Some Proud Boy chapters have also been on a mission to whitewash their reputations in their local communities by engaging in “charity work.” In Dec. 2021, some chapters in New York and Florida were seen organizing “toy drives.” A soup kitchen in Connecticut recently rejected 855 pounds of food donated by a local Proud Boy chapter. ​​

On one hand, Jones of ACLED sees their charitable work as part of a broader strategy used by extremist groups, gangs and rebels around the world to demonstrate that “they can assume the role of the state and assert control over areas in competition with the state.” One key difference, however, is that unlike many militant or rebel groups in other countries, Proud Boys often operate with the tacit support of local authorities (a police officer in Columbus, Ohio, is currently under fire after he was seen high-fiving a Proud Boy during the protest against the scheduled drag event at a church). Proud Boys’ “charity work” may be a tactic to “deepen connections with an existing base in the community, expand local networks, recruit, and draw lines separating the potentially allied in-groups they aim to ‘protect’ from the demonized out-groups that they target,” said Jones. 

In some places, Proud Boys have actually had success in gaining a foothold in local political organizations: members of the group won spots on Republican Executive Committees in Florida’s Miami-Dade and Sarasota Counties earlier this year. 

The resilience of the Proud Boys is especially stark when compared to the Oath Keepers—the only other extremist organization whose members have been accused of conspiring to overthrow the government on Jan. 6. Stewart Rhodes, the Oath Keeper’s founder and leader, was recently found guilty of seditious conspiracy. 

And in the last two years, the footprint of the Oath Keepers has shrunk considerably, according to ACLED. One explanation might be the way that the Oath Keepers are structured, compared to the Proud Boys. 

“If you cut off the head of the snake and take down the leadership of the Oath Keepers, it’s harder for them to maintain the brand,” said Jones. “Compared to some of these more traditional militia-style groups, [the Proud Boys] are less reliant on a really strict paramilitary hierarchy. With the Proud Boys, you have these decentralized factions, where they can take it on themselves to take on these kinds of actions.” 
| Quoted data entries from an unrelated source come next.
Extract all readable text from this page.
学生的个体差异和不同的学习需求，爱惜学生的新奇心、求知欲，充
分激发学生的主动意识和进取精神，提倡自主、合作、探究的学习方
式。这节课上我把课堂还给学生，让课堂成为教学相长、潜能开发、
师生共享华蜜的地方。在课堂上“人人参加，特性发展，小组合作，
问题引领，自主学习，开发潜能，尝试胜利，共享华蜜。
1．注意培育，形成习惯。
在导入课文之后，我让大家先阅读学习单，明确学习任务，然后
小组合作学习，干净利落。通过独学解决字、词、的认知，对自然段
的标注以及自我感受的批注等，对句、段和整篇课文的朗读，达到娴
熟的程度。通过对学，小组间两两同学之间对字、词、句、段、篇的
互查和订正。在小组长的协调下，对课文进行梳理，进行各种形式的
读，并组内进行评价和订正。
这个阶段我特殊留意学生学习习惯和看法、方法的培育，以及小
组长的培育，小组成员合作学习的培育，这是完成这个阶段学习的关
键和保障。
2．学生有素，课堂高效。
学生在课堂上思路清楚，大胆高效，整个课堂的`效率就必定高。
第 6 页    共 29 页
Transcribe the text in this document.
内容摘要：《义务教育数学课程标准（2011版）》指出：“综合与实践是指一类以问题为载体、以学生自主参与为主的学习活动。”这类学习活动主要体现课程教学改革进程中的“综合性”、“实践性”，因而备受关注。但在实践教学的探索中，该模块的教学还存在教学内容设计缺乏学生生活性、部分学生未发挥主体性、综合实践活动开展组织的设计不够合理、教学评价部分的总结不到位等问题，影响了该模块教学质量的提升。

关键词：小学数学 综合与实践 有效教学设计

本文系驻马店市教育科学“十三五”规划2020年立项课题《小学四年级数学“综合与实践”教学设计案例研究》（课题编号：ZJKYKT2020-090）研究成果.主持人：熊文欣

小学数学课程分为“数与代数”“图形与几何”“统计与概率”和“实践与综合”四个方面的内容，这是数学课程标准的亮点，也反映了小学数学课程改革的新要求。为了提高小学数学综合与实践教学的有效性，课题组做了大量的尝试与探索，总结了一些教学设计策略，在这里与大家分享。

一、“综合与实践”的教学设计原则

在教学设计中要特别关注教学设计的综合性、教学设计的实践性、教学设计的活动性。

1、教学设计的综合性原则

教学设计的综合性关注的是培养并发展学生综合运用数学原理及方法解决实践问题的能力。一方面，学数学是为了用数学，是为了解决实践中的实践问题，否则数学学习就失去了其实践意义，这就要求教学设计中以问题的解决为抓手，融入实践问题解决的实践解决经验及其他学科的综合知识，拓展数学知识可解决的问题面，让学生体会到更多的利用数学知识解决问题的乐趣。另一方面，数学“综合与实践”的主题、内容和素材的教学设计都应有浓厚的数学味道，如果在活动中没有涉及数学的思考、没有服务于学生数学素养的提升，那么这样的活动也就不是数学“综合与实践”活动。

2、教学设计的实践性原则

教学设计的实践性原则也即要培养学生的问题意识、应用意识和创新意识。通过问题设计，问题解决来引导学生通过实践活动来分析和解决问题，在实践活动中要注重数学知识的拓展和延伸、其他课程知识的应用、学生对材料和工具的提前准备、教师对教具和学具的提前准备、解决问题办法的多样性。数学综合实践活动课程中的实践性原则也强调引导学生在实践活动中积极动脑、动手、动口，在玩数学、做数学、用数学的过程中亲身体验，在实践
Tarrio claimed in an interview with VICE News earlier this year that the Proud Boys had abolished their sovereign leadership chapter, which granted full autonomy to individual chapters (which already operated with semi-autonomy to begin with). 

The two groups’ reactions to the aftermath of Jan. 6 might also offer some explanation, says Miller. While the Proud Boys leaned into fringe GOP rhetoric painting jailed Jan. 6 rioters as martyrs or patriots, the Oath Keepers tried to distance themselves from the event altogether. 

“That attitude has allowed them to not only withstand the criticism and charges brought against them, but to actually use it in their favor,” said Miller of the Proud Boys. 

The Proud Boys will once again find themselves under legal scrutiny once the seditious conspiracy trial involving five prominent members — Tarrio, Ethan Nordean, Joseph Biggs, Zachary Rehl, and Dominic Pezzola—gets underway later this month. The trial, which will include former leaders’ testimony, is expected to expose some of the group’s innerworkings. What we don’t know yet is whether rank-and-file Proud Boys will rally around the defendants, or seek distance from the trial in order to go about business as usual.